Sono prese di posizione di artisti che proprio in discoteca hanno guadagnato moltissimo, anche negli ultimi mesi. Un po’ dispiace che proprio adesso che la discoteca diventa il simbolo del male si lascino andare a dichiarazioni di questo tipo. Credo che i gestori ne terranno conto. Il settore dell’intrattenimento notturno poi è variegato, non ci sono solo le grandi discoteche: ci sono le balere, le sale liscio, i night club… perché per singoli episodi deve pagare l’intero settore? Non era meglio sanzionare e magari chiudere chi ha commesso illeciti?

Se ci sono delle responsabilità per il caos che è successo dove vanno ricercate?
Il caos, in realtà, è quello delle movide notturne, di molte spiagge libere e stabilimenti balneari. Vivo e lavoro in Salento e ho visto tante situazioni incresciose. Anche le discoteche, a volte, non sono state perfette, è vero, ma si continua a parlare solo di piste da ballo.

In quale momento avete capito che le cose si stavano mettendo “male”?
Già un mese prima dell’ordinanza del ministro Speanza era iniziato un attacco mediatico inaudito nei confronti delle discoteche. Il Codacons addirittura ha fatto esposti contro due noti locali, uno in Puglia e uno in Emilia Romagna, quando gli assembramenti sono dappertutto… Era piuttosto facile prevedere che erano in arrivo provvedimenti.

Vi aspettavate il responso del Tar? Quali saranno le vostre prossime mosse?
Innanzitutto, a differenza di ciò che molti hanno riportato, il nostro ricorso non è stato respinto dal Tar del Lazio. La decisione verrà presa in altra data in modo collegiale. Riassumendo, il giudice monocratico del Tar non ha avuto il coraggio di darci ragione ma ha riconosciuto che il nostro ricorso è motivato e ha fatto riferimento per la quantificazione del danno economico ad una trattativa già avviata tra presidenti delle regioni e ministero dello Sviluppo Economico. Sottolineo che il tavolo con il ministro Patuanelli è saltato perché si voleva discutere soltanto dei danni provocati dalla chiusura di qualche giorno fa, mentre è ovvio che dovremo parlare soprattutto dei locali che dallo scorso febbraio non sono riusciti a riaprire.

Per l’autunno è pensabile una riapertura e se sì in quali condizioni?
Purtroppo il Silb non ha ancora la facoltà di leggere nella sfera di cristallo.

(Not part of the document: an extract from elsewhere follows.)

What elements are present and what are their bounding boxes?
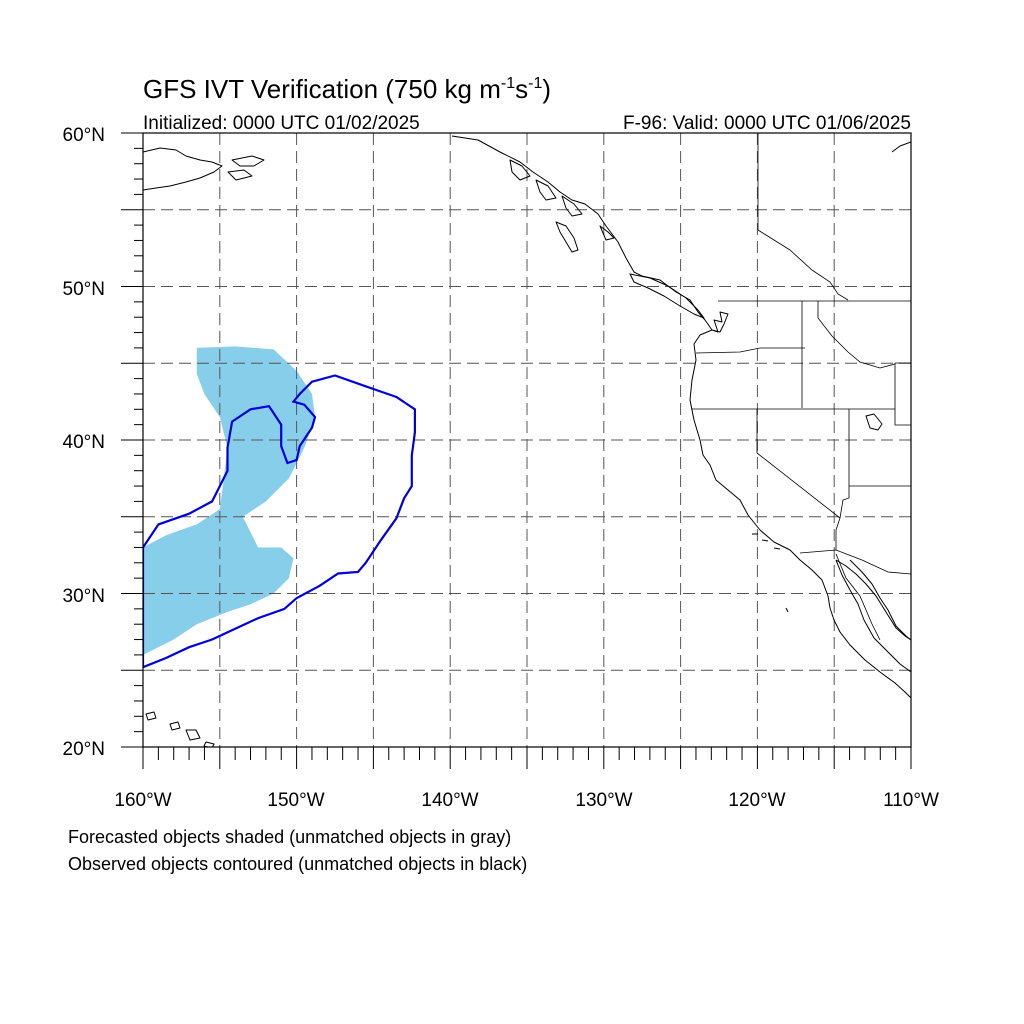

Speriamo che la pandemia quanto prima rallenti ancora o venga del tutto debellata, cosicché in discoteca e altrove la vita possa tornare a scorrere in modo normale.

La richiesta danni sarebbe da stimare su quanto dichiarate? Ora si parla di una stima di 4 miliardi: perché, in una precedente dichiarazione a dicembre, su Affari & Finanza de La Repubblica, lei parlava di un giro d’affari di un miliardo?
La perdite del settore delle sole discoteche nel periodo di restrizioni sono circa 400 milioni. Poi quando parliamo di 4 miliardi circa è riferito al fatturato dell’indotto del settore intrattenimento nel suo complesso.